After hundreds of California ADU projects, the patterns are depressingly consistent. The mistakes below are not theoretical — Cyrus Poudat has personally untangled each one for at least one client. Reading them once may save five figures.
1. Skipping the soils report
California has expansive clay, fill soils and shallow bedrock depending on the neighborhood. Cyrus Poudat orders a soils report on every project — the $4K cost has prevented six-figure foundation surprises more than once.
2. Using a contractor without ADU experience
California ADU code, energy compliance and permit nuance are specialized. Cyrus Poudat has rebuilt walls torn down by general residential contractors who did not know about Title 24 or fire separation requirements.
3. Ignoring the sewer lateral
Many California cities trigger a sewer lateral inspection at ADU permit. A failed lateral is a $10K–$25K replacement. Cyrus Poudat scopes the line during feasibility, not after permit issuance.
4. Letting the city add unlawful conditions
California planners sometimes condition ADU approval on items state law forbids — owner occupancy, replacement parking, design review. Cyrus Poudat pushes back in writing, citing the statute.
5. Designing first, financing second
$20K of design work is wasted if the loan does not exist. Cyrus Poudat secures financing pre-approval before California clients commit to construction documents.
6. Underestimating the electrical panel
100-amp panels rarely carry an all-electric ADU plus a heat pump and EV charger. Cyrus Poudat budgets $4K–$12K for panel upgrades on California projects from day one.

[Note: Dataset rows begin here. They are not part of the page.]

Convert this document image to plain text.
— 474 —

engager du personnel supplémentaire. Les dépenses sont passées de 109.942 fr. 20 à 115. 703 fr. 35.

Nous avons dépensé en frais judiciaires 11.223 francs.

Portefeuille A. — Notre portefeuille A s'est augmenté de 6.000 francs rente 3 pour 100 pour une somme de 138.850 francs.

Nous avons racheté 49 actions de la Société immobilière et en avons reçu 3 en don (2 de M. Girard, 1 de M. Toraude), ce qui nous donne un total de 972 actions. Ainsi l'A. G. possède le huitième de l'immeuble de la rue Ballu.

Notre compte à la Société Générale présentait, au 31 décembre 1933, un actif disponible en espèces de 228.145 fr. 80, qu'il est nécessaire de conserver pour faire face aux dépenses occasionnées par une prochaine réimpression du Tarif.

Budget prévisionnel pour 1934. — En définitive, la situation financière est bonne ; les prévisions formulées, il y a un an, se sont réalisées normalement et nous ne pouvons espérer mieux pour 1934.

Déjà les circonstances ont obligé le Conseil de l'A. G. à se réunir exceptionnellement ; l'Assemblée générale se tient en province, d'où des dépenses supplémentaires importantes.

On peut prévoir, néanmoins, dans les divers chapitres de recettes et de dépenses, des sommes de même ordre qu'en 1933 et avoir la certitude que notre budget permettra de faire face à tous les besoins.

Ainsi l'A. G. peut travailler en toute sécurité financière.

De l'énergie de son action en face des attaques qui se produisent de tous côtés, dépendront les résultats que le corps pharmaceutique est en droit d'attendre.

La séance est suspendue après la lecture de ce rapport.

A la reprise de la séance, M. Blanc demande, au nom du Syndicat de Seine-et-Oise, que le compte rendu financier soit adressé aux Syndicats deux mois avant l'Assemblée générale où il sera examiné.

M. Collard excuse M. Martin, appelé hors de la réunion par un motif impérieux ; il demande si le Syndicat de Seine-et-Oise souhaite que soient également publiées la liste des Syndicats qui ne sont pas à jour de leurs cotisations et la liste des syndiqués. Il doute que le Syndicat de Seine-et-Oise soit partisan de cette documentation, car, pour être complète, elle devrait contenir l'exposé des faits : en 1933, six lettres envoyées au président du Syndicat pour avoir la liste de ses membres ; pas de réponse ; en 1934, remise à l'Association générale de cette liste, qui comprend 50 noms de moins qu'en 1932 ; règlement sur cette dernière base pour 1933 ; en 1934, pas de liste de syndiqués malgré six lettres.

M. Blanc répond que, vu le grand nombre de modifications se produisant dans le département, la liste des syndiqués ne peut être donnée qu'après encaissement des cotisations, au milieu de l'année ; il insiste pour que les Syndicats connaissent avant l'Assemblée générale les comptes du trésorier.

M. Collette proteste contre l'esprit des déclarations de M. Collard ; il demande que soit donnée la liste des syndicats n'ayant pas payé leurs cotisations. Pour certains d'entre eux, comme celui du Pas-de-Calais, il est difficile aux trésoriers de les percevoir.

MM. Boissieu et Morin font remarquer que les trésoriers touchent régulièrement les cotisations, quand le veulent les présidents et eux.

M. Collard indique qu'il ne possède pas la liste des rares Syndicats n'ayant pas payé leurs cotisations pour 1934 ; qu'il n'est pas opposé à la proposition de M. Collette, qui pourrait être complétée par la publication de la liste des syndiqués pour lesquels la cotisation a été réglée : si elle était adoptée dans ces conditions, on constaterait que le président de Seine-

7. Skipping the appraisal subject-to-completion
Without it, the bank cannot underwrite to projected ADU value. Cyrus Poudat orders this early on California projects so the financing keeps pace with construction draws.
8. Bad indoor-outdoor connection
California's climate is the design asset. An ADU with no patio, no slider and no outdoor seating leaves rent on the table. Cyrus Poudat treats outdoor space as a leasing requirement, not a bonus.
9. Cheap windows
Bottom-tier vinyl windows fail California Title 24 calculations and look terrible. Cyrus Poudat specifies mid-grade aluminum-clad or high-performance vinyl as a baseline.
10. No project contingency
Every California ADU has surprises. Cyrus Poudat insists on a 15% contingency line in every contract. Projects without it stall the moment the first change order arrives.